Peel away the musty rhetoric, and U.S. consumers actually look remarkably well-prepared for a resurgence. First, they are saving a whole lot more than they used to. Unrevised pre-crisis data showed them saving next to nothing. Now, savings rates are just under the 5 per cent level. That may not sound like much, but it has enabled U.S. consumers to get today's debt-to-income levels down about 25 percentage points from a peak of 163 in 2007. No further adjustment is needed to keep this key ratio falling -- it's now on auto-pilot, creating lots of present and future spending capacity.
Second, this improvement is obvious in other debt statistics. Loan delinquency rates mushroomed with the onset of crisis, eliciting predictions of a lost decade, or worse. Five years on, more than half of the rise in delinquency has been erased, and rates continue to fall across almost all categories of loans. At the same time, the household debt service ratio is currently at the lowest level in over four decades. By these measures, Americans have taken deleveraging very seriously, with great results.
Third, U.S. banks see this on their books, and are likely pleased. Their experience with repayments has improved greatly over the past three years, and is quickly returning to pre-crisis levels. This together with the greater comfort arising from beefed-up balance sheets is loosening up lending activity. Senior loan officers in the U.S. are currently more inclined to extend credit than at any point in the past five years. It's a good thing, as renewed lending is a critical element of the resurgence in US auto sales and the ongoing homebuilding boom.
So far, so good.
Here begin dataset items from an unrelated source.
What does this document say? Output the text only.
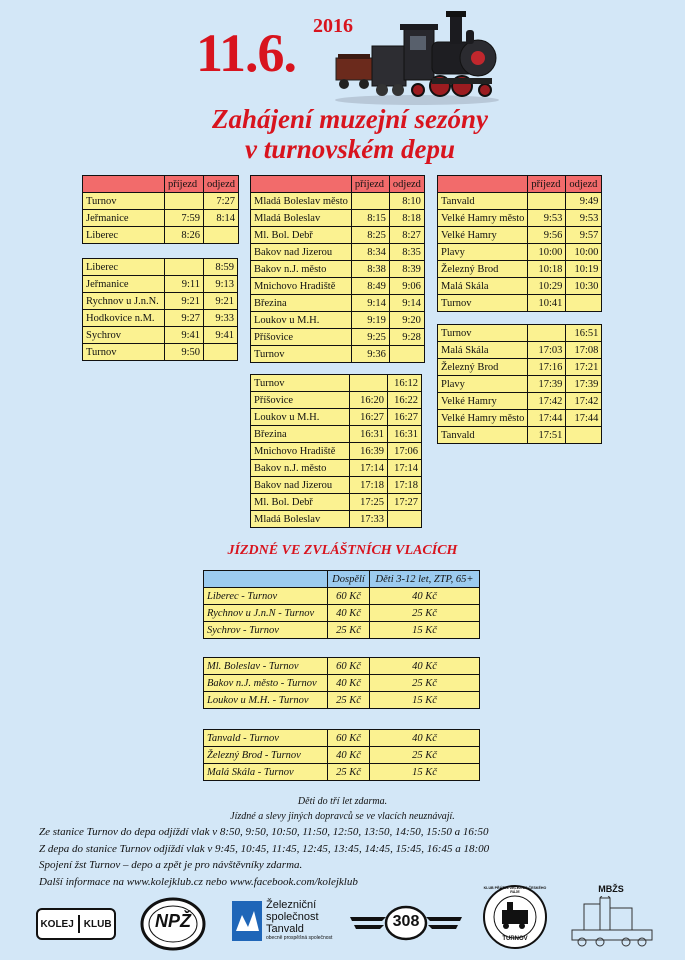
11.6. 2016
Zahájení muzejní sezóny
v turnovském depu
	příjezd	odjezd
Turnov		7:27
Jeřmanice	7:59	8:14
Liberec	8:26	
Liberec		8:59
Jeřmanice	9:11	9:13
Rychnov u J.n.N.	9:21	9:21
Hodkovice n.M.	9:27	9:33
Sychrov	9:41	9:41
Turnov	9:50	
	příjezd	odjezd
Mladá Boleslav město		8:10
Mladá Boleslav	8:15	8:18
Ml. Bol. Debř	8:25	8:27
Bakov nad Jizerou	8:34	8:35
Bakov n.J. město	8:38	8:39
Mnichovo Hradiště	8:49	9:06
Březina	9:14	9:14
Loukov u M.H.	9:19	9:20
Příšovice	9:25	9:28
Turnov	9:36	
Turnov		16:12
Příšovice	16:20	16:22
Loukov u M.H.	16:27	16:27
Březina	16:31	16:31
Mnichovo Hradiště	16:39	17:06
Bakov n.J. město	17:14	17:14
Bakov nad Jizerou	17:18	17:18
Ml. Bol. Debř	17:25	17:27
Mladá Boleslav	17:33	
	příjezd	odjezd
Tanvald		9:49
Velké Hamry město	9:53	9:53
Velké Hamry	9:56	9:57
Plavy	10:00	10:00
Železný Brod	10:18	10:19
Malá Skála	10:29	10:30
Turnov	10:41	
Turnov		16:51
Malá Skála	17:03	17:08
Železný Brod	17:16	17:21
Plavy	17:39	17:39
Velké Hamry	17:42	17:42
Velké Hamry město	17:44	17:44
Tanvald	17:51	
JÍZDNÉ VE ZVLÁŠTNÍCH VLACÍCH
	Dospělí	Děti 3-12 let, ZTP, 65+
Liberec - Turnov	60 Kč	40 Kč
Rychnov u J.n.N - Turnov	40 Kč	25 Kč
Sychrov - Turnov	25 Kč	15 Kč
Ml. Boleslav - Turnov	60 Kč	40 Kč
Bakov n.J. město - Turnov	40 Kč	25 Kč
Loukov u M.H. - Turnov	25 Kč	15 Kč
Tanvald - Turnov	60 Kč	40 Kč
Železný Brod - Turnov	40 Kč	25 Kč
Malá Skála - Turnov	25 Kč	15 Kč
Děti do tří let zdarma.
Jízdné a slevy jiných dopravců se ve vlacích neuznávají.
Ze stanice Turnov do depa odjíždí vlak v 8:50, 9:50, 10:50, 11:50, 12:50, 13:50, 14:50, 15:50 a 16:50
Z depa do stanice Turnov odjíždí vlak v 9:45, 10:45, 11:45, 12:45, 13:45, 14:45, 15:45, 16:45 a 18:00
Spojení žst Turnov – depo a zpět je pro návštěvníky zdarma.
Další informace na www.kolejklub.cz nebo www.facebook.com/kolejklub
KOLEJ KLUB	NPŽ
Železniční
společnost
Tanvald
obecně prospěšná společnost
308
KLUB PŘÁTEL ŽELEZNIC ČESKÉHO RÁJE
TURNOV
MBŽS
But analysts counter that the spending resurgence -- as measured as it currently is -- has been fuelled by credit that's as cheap as it ever gets. Their fear is that the impending, inevitable rise in interest rates poses as key a threat to nascent revival as any. Perhaps -- but tightening credit conditions almost invariably accompany an economic rebound, and history shows that they rarely abort recovery. Why? Precisely because the aim of tightening is to reduce the stimulus that would cause a reviving economy to overheat. As long as recovery is redeploying excess capacity at a sustainable rate, modest interest rate increases should not be a threat.
Conditions appear ripe for a strong and sustained increase in U.S. consumer spending. Lessons learned in the crisis and post-crisis period won't soon be forgotten, but neither will they prevent this critical engine of the world economy from firing up again in a big way.
The bottom line? There's good reason to believe that neo-confident U.S. consumers will get out there this year and spend at a consistently higher pace. There's also comfort that they won't go whole-hog into a pre-crisis-style, no-holds-barred consumption and credit binge. That's a pretty good piece of news for a global economy with high expectations for 2014.